The camera data is read only (using const pointers) and is only changed in between kernel invocations using cudaMemcpy.
Im almost a 100% sure this is a bug in the memcheck tool as some of the messages really make no sense at all:
Some of the error messages are:
Memory Checker detected 64 access violations.
error = misaligned load (global memory)
gridid = 1
blockIdx = {20,124,0}
threadIdx = {0,0,0}
address = 0x1b8e1fffc60
accessSize = 4
Memory Checker detected 31 access violations.
error = access violation on store (shared memory)
gridid = 31
blockIdx = {9,160,0}
threadIdx = {1,0,0}
address = 0x1dc00fffc40
accessSize = 4
Both of which make no sense to me at all because 0x1b8e1fffc60 is aligned to 32 bytes (and a glm::vec3 are separate floats anyways).
Second of all, Im not using shared memory anywhere in my code so how can I ever get an access violation in shared memory?
The memcheck tool breaks in the glm/helper_math (tried both) operator overloads.
In the case of the second error, according to VS watch window, all variables in the function are locals (and none are in shared memory).

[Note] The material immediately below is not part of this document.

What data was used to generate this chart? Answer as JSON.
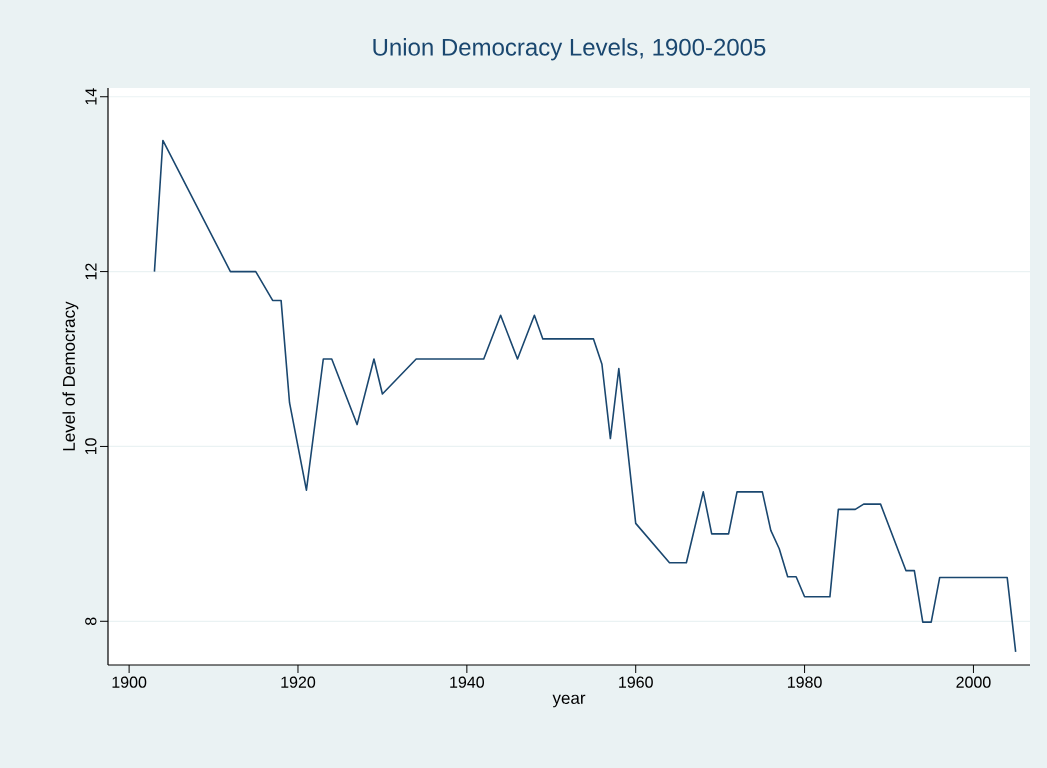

Even when I changed my code to only upload the camera data once at the start, I got the same errors.
This is really weird since its basically doing the same calculations every frame, which means it should either crash at the first invocation, or not at all.
For math Im using glm although I did switch to float2/3/4 with helper_math.h (from the CUDA samples) but this didnt help either.
I reinstalled the driver, cuda toolkit and nsight visual studio plugin.
Driver: 378.66
Nsight: 5.2.0.16268
CUDA: 8.0.61
OS: Windows 10 Pro
GPU: GTX1050
This problem also occurs on my laptop (GTX1050 as well).